For an insurance company, we took the AIG balance sheet. In order to insure an asset, an insurance company does not need the asset value in deposit. They just calculate the risk and establish a premium. This is why they can make high leverage because the investment for insuring is closed to 0. We will discuss that later and focus on the CDSs cases at AIG. After receiving a premium, the insurance company invests it in order to generate investment income. Here, in our case, we see clearly that AIG is well involved in the bond market. More than 60% of the fixed assets are invested in bonds. And these same bonds held by other investors are insured by….. AIG!
If the bond issuer defaults, then AIG is in double risk: They have to pay for the policy holders.
Second risk: They lose the asset. Do they have sufficient reserve to handle that scenario?
This is AIG liabilities and it is obvious that the shareholders’ equity of almost 100 billion won’t cover such a scenario. This topic will be discussed later.
The policy holder contract deposits represent the deposits that can be used in case of risk. But if we compare it to the bank of America deposits, the percentage of deposits in the liabilities is too low for AIG. In order to conclude our bank and Insurance balance sheet comparison, we can say that the Insurance companies are less regulated and a high loss scenario would be fatal.
The main reason is that in order to finance fixed assets, you should have fixed liabilities. That is exactly what banks are doing with deposits in order to finance loans. When you look at AIG balance Sheet, the fixed liabilities are not sufficient in order to finance the fixed assets. Moreover, the fixed liabilities of AIG should also finance an eventual risk

How Solvency II is supposed to impact on Insurance companies’ balance sheet

The capital quality of solvency II should be respected.
The low quality (Tier 3) should not exceed one third of the total capital.
Secondly, the Solvency Capital Requirement corresponds to the economic capital a (re)insurance undertaking needs to hold in order to limit the probability of ruin to 0.5%, i.e. ruin would occur once every 200 years.
This means than each Insurance company should have its own capital requirement according to the risk they are taking.

AIG balance Sheet analysis and focus on CDSs

We saw previously how AIG was in danger before the crisis. This can be explained by the rapid growth of CDSs market.
Normally, an insurance company manages the risk using premium. They calculate the risk likelihood and establish a premium that cover that risk and allows the company to make profit. In the CDS’s market, the risk does not work that way.
For example, in normal cases, if your neighbor house is burnt, the likelihood that your house will also burn is independent. In the CDS market, the risk is not independent, it is exponential.
When there is one big credit default (bonds), it is contagious and the market is affected by that.
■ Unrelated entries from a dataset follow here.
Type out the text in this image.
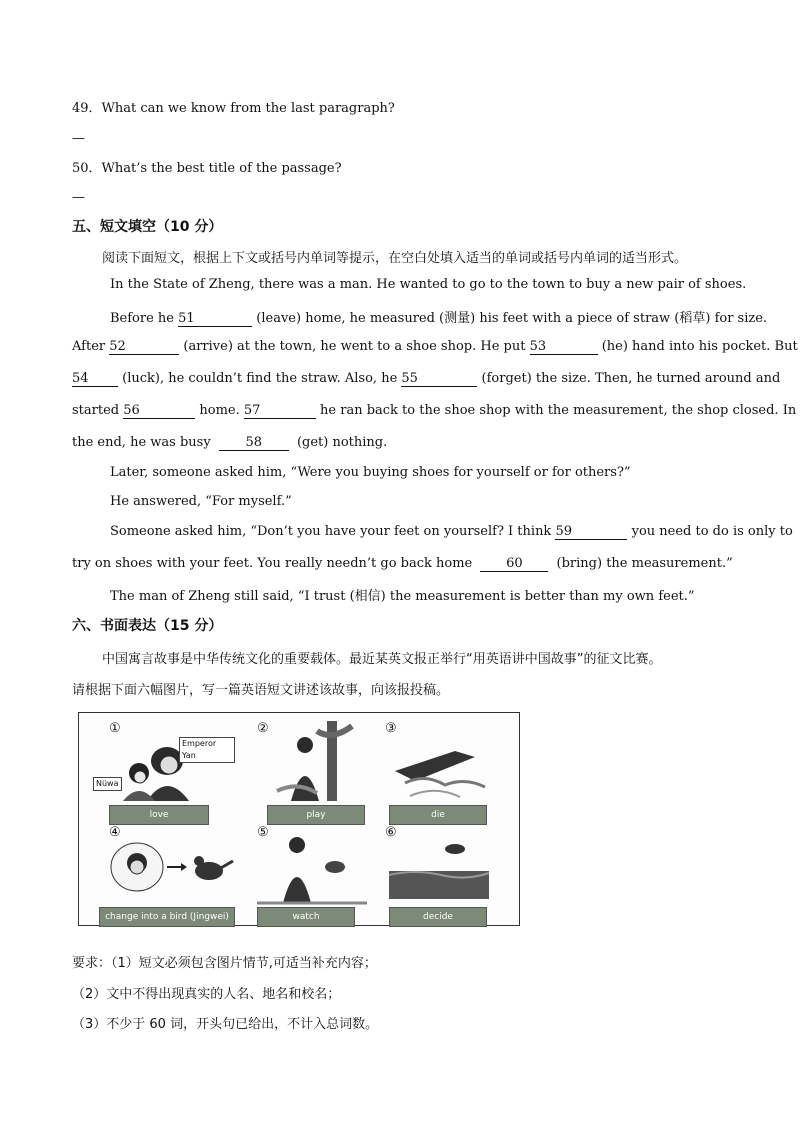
49．What can we know from the last paragraph?
—
50．What’s the best title of the passage?
—
五、短文填空（10 分）
阅读下面短文，根据上下文或括号内单词等提示，在空白处填入适当的单词或括号内单词的适当形式。
In the State of Zheng, there was a man. He wanted to go to the town to buy a new pair of shoes.
Before he 51	(leave) home, he measured (测量) his feet with a piece of straw (稻草) for size.
After 52	(arrive) at the town, he went to a shoe shop. He put 53	(he) hand into his pocket. But
54	(luck), he couldn’t find the straw. Also, he 55	(forget) the size. Then, he turned around and
started 56	home. 57	he ran back to the shoe shop with the measurement, the shop closed. In
the end, he was busy	58	(get) nothing.
Later, someone asked him, “Were you buying shoes for yourself or for others?”
He answered, “For myself.”
Someone asked him, “Don’t you have your feet on yourself? I think 59	you need to do is only to
try on shoes with your feet. You really needn’t go back home	60	(bring) the measurement.”
The man of Zheng still said, “I trust (相信) the measurement is better than my own feet.”
六、书面表达（15 分）
中国寓言故事是中华传统文化的重要载体。最近某英文报正举行“用英语讲中国故事”的征文比赛。
请根据下面六幅图片，写一篇英语短文讲述该故事，向该报投稿。
①
Emperor Yan
Nüwa
love
②
play
③
die
④
change into a bird (Jingwei)
⑤
watch
⑥
decide
要求：（1）短文必须包含图片情节,可适当补充内容；
（2）文中不得出现真实的人名、地名和校名；
（3）不少于 60 词，开头句已给出，不计入总词数。
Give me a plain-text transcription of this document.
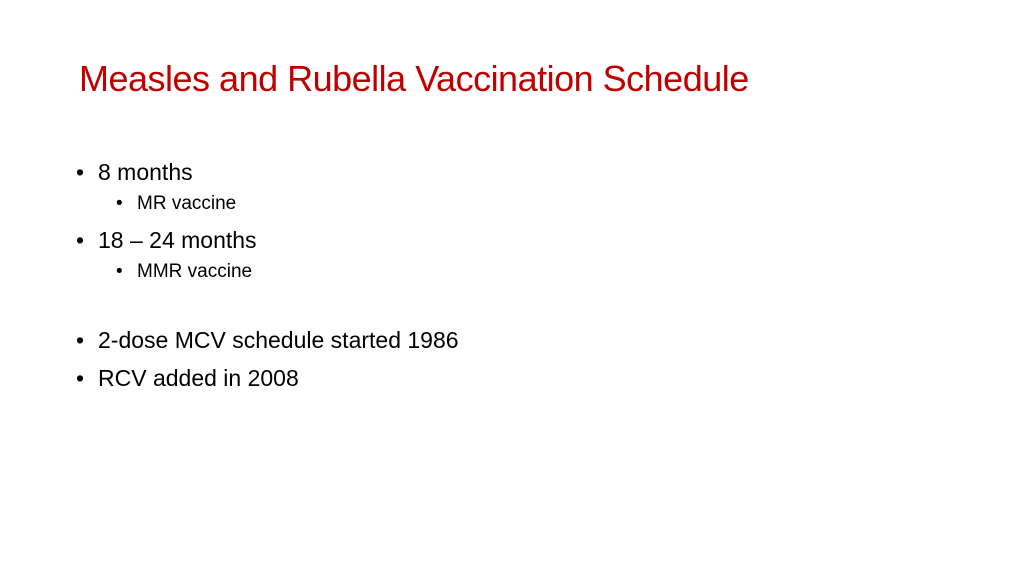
Measles and Rubella Vaccination Schedule
• 8 months
• MR vaccine
• 18 – 24 months
• MMR vaccine
• 2-dose MCV schedule started 1986
• RCV added in 2008
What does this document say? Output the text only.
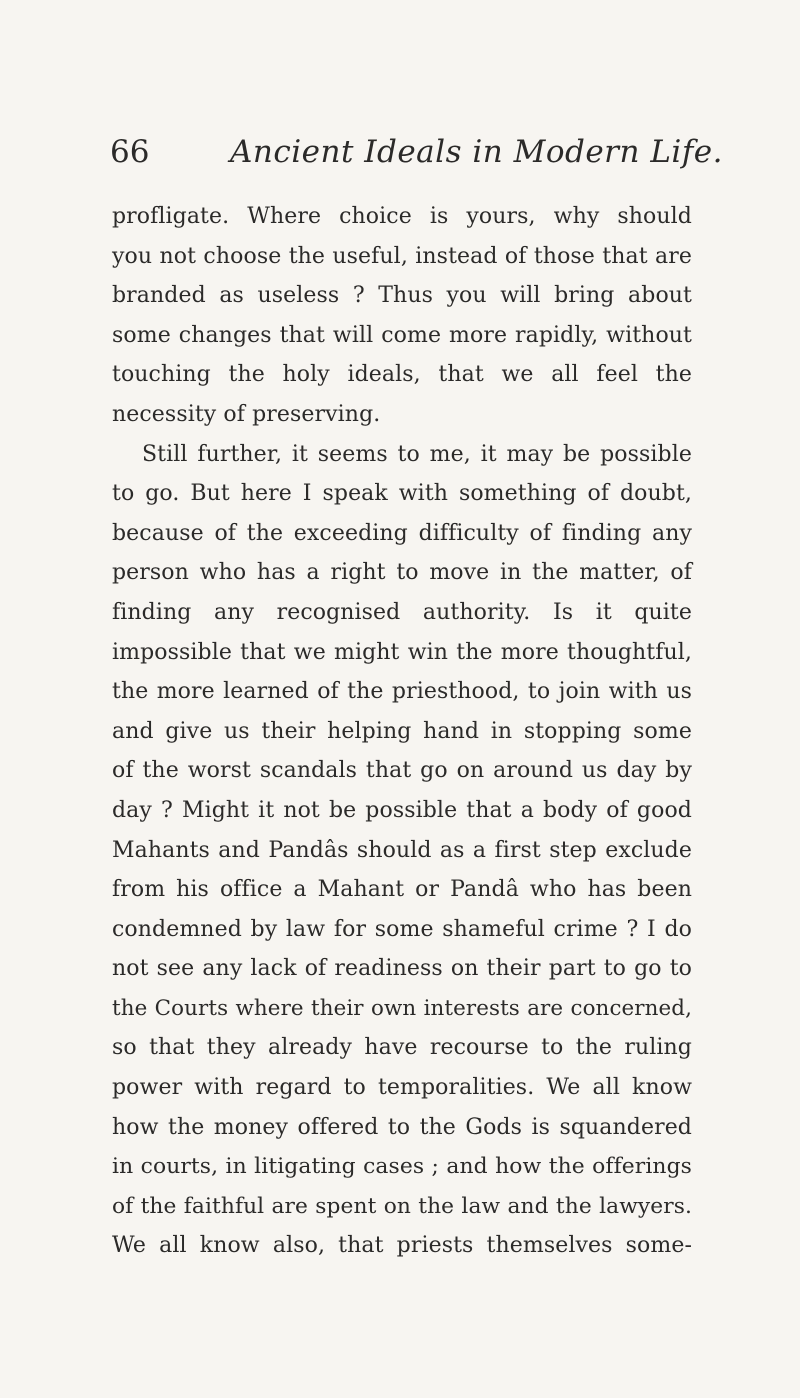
66	Ancient Ideals in Modern Life.
profligate. Where choice is yours, why should
you not choose the useful, instead of those that are
branded as useless ? Thus you will bring about
some changes that will come more rapidly, without
touching the holy ideals, that we all feel the
necessity of preserving.
Still further, it seems to me, it may be possible
to go. But here I speak with something of doubt,
because of the exceeding difficulty of finding any
person who has a right to move in the matter, of
finding any recognised authority. Is it quite
impossible that we might win the more thoughtful,
the more learned of the priesthood, to join with us
and give us their helping hand in stopping some
of the worst scandals that go on around us day by
day ? Might it not be possible that a body of good
Mahants and Pandâs should as a first step exclude
from his office a Mahant or Pandâ who has been
condemned by law for some shameful crime ? I do
not see any lack of readiness on their part to go to
the Courts where their own interests are concerned,
so that they already have recourse to the ruling
power with regard to temporalities. We all know
how the money offered to the Gods is squandered
in courts, in litigating cases ; and how the offerings
of the faithful are spent on the law and the lawyers.
We all know also, that priests themselves some-
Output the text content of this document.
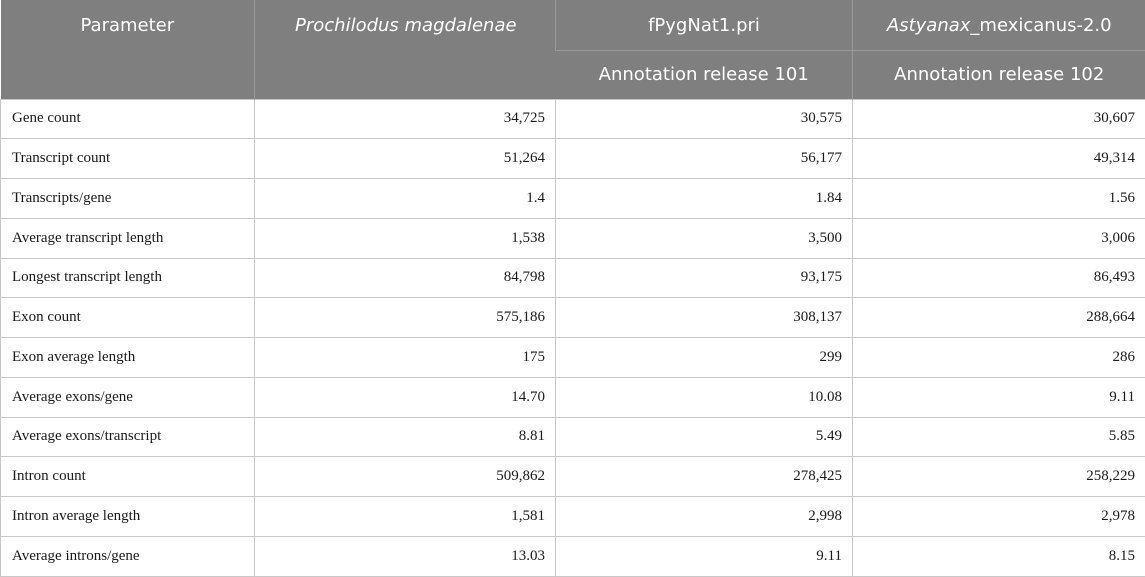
Parameter	Prochilodus magdalenae	fPygNat1.pri	Astyanax_mexicanus-2.0
		Annotation release 101	Annotation release 102
Gene count	34,725	30,575	30,607
Transcript count	51,264	56,177	49,314
Transcripts/gene	1.4	1.84	1.56
Average transcript length	1,538	3,500	3,006
Longest transcript length	84,798	93,175	86,493
Exon count	575,186	308,137	288,664
Exon average length	175	299	286
Average exons/gene	14.70	10.08	9.11
Average exons/transcript	8.81	5.49	5.85
Intron count	509,862	278,425	258,229
Intron average length	1,581	2,998	2,978
Average introns/gene	13.03	9.11	8.15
We will have more and more credit defaults and a CDS insurer won’t be able to face it. The premium strategy won’t work. This is not the same risk evaluation.
This is exactly the reason why AIG asked for help from the US government during the crisis we are facing. They were not able to pay all the policy holders because the amount of credit defaults was too high.
To go further, we will be interesting to know how we can regulate the CDS market knowing that the normal formula listed in solvency II does not work for an exponential risk.